After an accident involving backing up 18 wheeler kills the games primary pimp, our new student finds himself enlisted in the role. As he becomes enamored with the young blonde prostitute he finds himself both her pimp and one one of her johns. When his growing obsession with the young woman starts costing the operation money, he soon finds himself on the outs.
The Tribe boasts the conceit of containing no spoken dialogue or subtitles. Set in a boarding school for deaf children, the film uses sign language as its mode of communication between its players. The cast is comprised solely of hearing impaired persons. While the gimmick-and it’s difficult not to think of director Miroslav Slaboshpitsky’s decision as anything else- is notable, it fails to add depth to the core group of characters. However, where the film does shine is in Slaboshpitsky’s bold choices in shot composition. The barren world these teens live in suggests that the country still suffers the lingering effects of communist rule. With the slate colored walls and iron bars that cover doorways, the school resembles a prison more so than it does an educational facility. The students’ deafness is a fact of life, but of greater hindrance is the lack of options that exist in an economically downtrodden country. Miroslav shoots each scene as one extended take. His camera follows the students down corridors, around hallway bens, through the gaps between parked trucks and through the shady streets surrounding the school. This stylistic choice lends the film a street level, almost documentary feel.

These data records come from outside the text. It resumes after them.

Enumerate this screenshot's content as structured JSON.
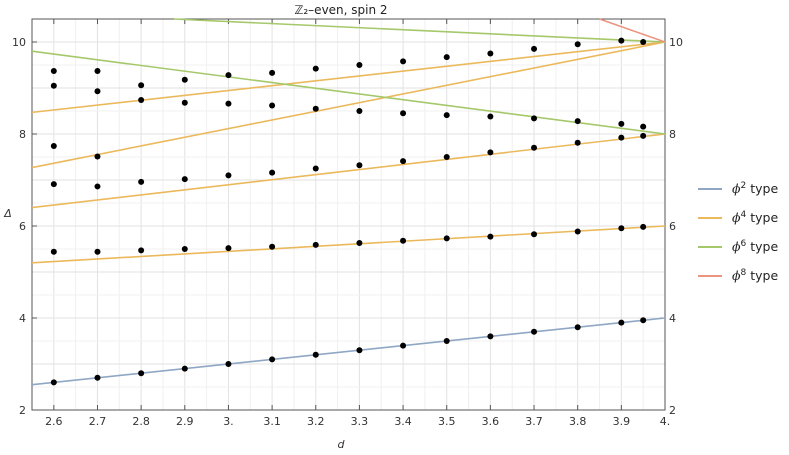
{
  "chart_data": {
    "type": "scatter",
    "title": "ℤ₂–even, spin 2",
    "xlabel": "d",
    "ylabel": "Δ",
    "xlim": [
      2.55,
      4.0
    ],
    "ylim": [
      2,
      10.5
    ],
    "x_ticks": [
      2.6,
      2.7,
      2.8,
      2.9,
      3.0,
      3.1,
      3.2,
      3.3,
      3.4,
      3.5,
      3.6,
      3.7,
      3.8,
      3.9,
      4.0
    ],
    "x_tick_labels": [
      "2.6",
      "2.7",
      "2.8",
      "2.9",
      "3.",
      "3.1",
      "3.2",
      "3.3",
      "3.4",
      "3.5",
      "3.6",
      "3.7",
      "3.8",
      "3.9",
      "4."
    ],
    "y_ticks": [
      2,
      4,
      6,
      8,
      10
    ],
    "y_tick_labels": [
      "2",
      "4",
      "6",
      "8",
      "10"
    ],
    "grid": true,
    "legend_position": "right",
    "legend": [
      {
        "base": "ϕ",
        "sup": "2",
        "text": " type",
        "color": "#8fa7c4"
      },
      {
        "base": "ϕ",
        "sup": "4",
        "text": " type",
        "color": "#ebb95c"
      },
      {
        "base": "ϕ",
        "sup": "6",
        "text": " type",
        "color": "#a5c86a"
      },
      {
        "base": "ϕ",
        "sup": "8",
        "text": " type",
        "color": "#ec9480"
      }
    ],
    "lines": [
      {
        "group": "ϕ2",
        "color": "#8fa7c4",
        "points": [
          [
            2.55,
            2.55
          ],
          [
            4.0,
            4.0
          ]
        ]
      },
      {
        "group": "ϕ4",
        "color": "#ebb95c",
        "points": [
          [
            2.55,
            5.2
          ],
          [
            4.0,
            6.0
          ]
        ]
      },
      {
        "group": "ϕ4",
        "color": "#ebb95c",
        "points": [
          [
            2.55,
            6.4
          ],
          [
            4.0,
            8.0
          ]
        ]
      },
      {
        "group": "ϕ4",
        "color": "#ebb95c",
        "points": [
          [
            2.55,
            7.27
          ],
          [
            4.0,
            10.0
          ]
        ]
      },
      {
        "group": "ϕ4",
        "color": "#ebb95c",
        "points": [
          [
            2.55,
            8.47
          ],
          [
            4.0,
            10.0
          ]
        ]
      },
      {
        "group": "ϕ6",
        "color": "#a5c86a",
        "points": [
          [
            2.55,
            9.8
          ],
          [
            4.0,
            8.0
          ]
        ]
      },
      {
        "group": "ϕ6",
        "color": "#a5c86a",
        "points": [
          [
            2.875,
            10.5
          ],
          [
            4.0,
            10.0
          ]
        ]
      },
      {
        "group": "ϕ8",
        "color": "#ec9480",
        "points": [
          [
            3.85,
            10.5
          ],
          [
            4.0,
            10.0
          ]
        ]
      }
    ],
    "points": [
      [
        2.6,
        2.6
      ],
      [
        2.7,
        2.7
      ],
      [
        2.8,
        2.8
      ],
      [
        2.9,
        2.9
      ],
      [
        3.0,
        3.0
      ],
      [
        3.1,
        3.1
      ],
      [
        3.2,
        3.2
      ],
      [
        3.3,
        3.3
      ],
      [
        3.4,
        3.4
      ],
      [
        3.5,
        3.5
      ],
      [
        3.6,
        3.6
      ],
      [
        3.7,
        3.7
      ],
      [
        3.8,
        3.8
      ],
      [
        3.9,
        3.9
      ],
      [
        3.95,
        3.95
      ],
      [
        2.6,
        5.44
      ],
      [
        2.7,
        5.44
      ],
      [
        2.8,
        5.47
      ],
      [
        2.9,
        5.5
      ],
      [
        3.0,
        5.52
      ],
      [
        3.1,
        5.55
      ],
      [
        3.2,
        5.59
      ],
      [
        3.3,
        5.63
      ],
      [
        3.4,
        5.68
      ],
      [
        3.5,
        5.73
      ],
      [
        3.6,
        5.77
      ],
      [
        3.7,
        5.82
      ],
      [
        3.8,
        5.88
      ],
      [
        3.9,
        5.95
      ],
      [
        3.95,
        5.98
      ],
      [
        2.6,
        6.91
      ],
      [
        2.7,
        6.86
      ],
      [
        2.8,
        6.96
      ],
      [
        2.9,
        7.02
      ],
      [
        3.0,
        7.1
      ],
      [
        3.1,
        7.16
      ],
      [
        3.2,
        7.25
      ],
      [
        3.3,
        7.32
      ],
      [
        3.4,
        7.41
      ],
      [
        3.5,
        7.5
      ],
      [
        3.6,
        7.6
      ],
      [
        3.7,
        7.7
      ],
      [
        3.8,
        7.81
      ],
      [
        3.9,
        7.92
      ],
      [
        3.95,
        7.96
      ],
      [
        2.6,
        7.74
      ],
      [
        2.7,
        7.51
      ],
      [
        2.8,
        8.74
      ],
      [
        2.9,
        8.68
      ],
      [
        3.0,
        8.66
      ],
      [
        3.1,
        8.62
      ],
      [
        3.2,
        8.55
      ],
      [
        3.3,
        8.5
      ],
      [
        3.4,
        8.45
      ],
      [
        3.5,
        8.41
      ],
      [
        3.6,
        8.38
      ],
      [
        3.7,
        8.34
      ],
      [
        3.8,
        8.28
      ],
      [
        3.9,
        8.22
      ],
      [
        3.95,
        8.16
      ],
      [
        2.6,
        9.05
      ],
      [
        2.7,
        8.93
      ],
      [
        2.8,
        9.06
      ],
      [
        2.9,
        9.18
      ],
      [
        3.0,
        9.28
      ],
      [
        3.1,
        9.33
      ],
      [
        3.2,
        9.42
      ],
      [
        3.3,
        9.5
      ],
      [
        3.4,
        9.58
      ],
      [
        3.5,
        9.67
      ],
      [
        3.6,
        9.75
      ],
      [
        3.7,
        9.85
      ],
      [
        3.8,
        9.95
      ],
      [
        3.9,
        10.03
      ],
      [
        3.95,
        10.0
      ],
      [
        2.6,
        9.37
      ],
      [
        2.7,
        9.37
      ]
    ]
  }
}
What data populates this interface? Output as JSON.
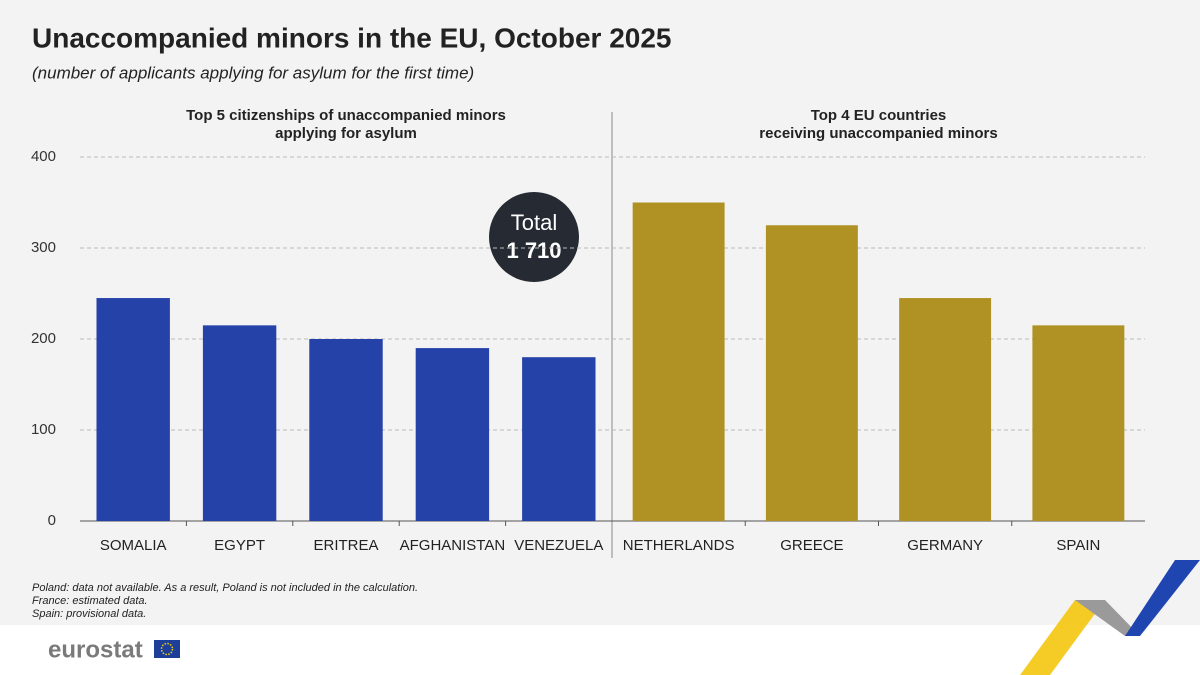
{
  "title": "Unaccompanied minors in the EU, October 2025",
  "subtitle": "(number of applicants applying for asylum for the first time)",
  "annotation": {
    "label": "Total",
    "value": "1 710"
  },
  "notes": [
    "Poland: data not available. As a result, Poland is not included in the calculation.",
    "France: estimated data.",
    "Spain: provisional data."
  ],
  "brand": "eurostat",
  "chart_data": [
    {
      "type": "bar",
      "title": "Top 5 citizenships of unaccompanied minors applying for asylum",
      "categories": [
        "SOMALIA",
        "EGYPT",
        "ERITREA",
        "AFGHANISTAN",
        "VENEZUELA"
      ],
      "values": [
        245,
        215,
        200,
        190,
        180
      ],
      "color": "#2542a8",
      "ylim": [
        0,
        400
      ],
      "yticks": [
        0,
        100,
        200,
        300,
        400
      ],
      "grid": true
    },
    {
      "type": "bar",
      "title": "Top 4 EU countries receiving unaccompanied minors",
      "categories": [
        "NETHERLANDS",
        "GREECE",
        "GERMANY",
        "SPAIN"
      ],
      "values": [
        350,
        325,
        245,
        215
      ],
      "color": "#b09224",
      "ylim": [
        0,
        400
      ],
      "grid": true
    }
  ]
}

Perhaps that’s why despite the depths the students sink to, the film never feels exploitative. Even the two young women that turn to prostitution never seem all that bothered by their choices, and often seem to embrace the job. They enjoy the trinkets and cheap gifts they receive from a school administrator, they look forward to their nightly rituals at the truck park, and they banter playfully with one another as they change from school outfits to their working girl clothes in the back of the moving van. It’s not until the new student begins to obsess with one of the girls that their problems begin. In fact, until the emergence of a horrifying, nauseating backroom abortion scene, the film plays more like a triumphant mafia film than dramatic tragedy. Despite the evil machinations of the leader of the student gang, I often found myself rooting for the kids or laughing out loud (to the horror of other theatergoers) as the violence escalated with each passing scene.
That’s not to suggest The Tribe will be an easy watch for most people. The last ten minutes of the film contain a number of shocks to the system and the reality is, this film is gritty and dark in ways no American film, whether its indie or mainstream, would ever dream of approaching. The film presents a number of challenges to the viewer, from the dizzying attempts at following along with the action when there’s no dialog to assist, to levels of depravity made all the more revolting due to the age and handicap of the perpetrators. The Tribe is tough, but ultimately rewarding film to get through.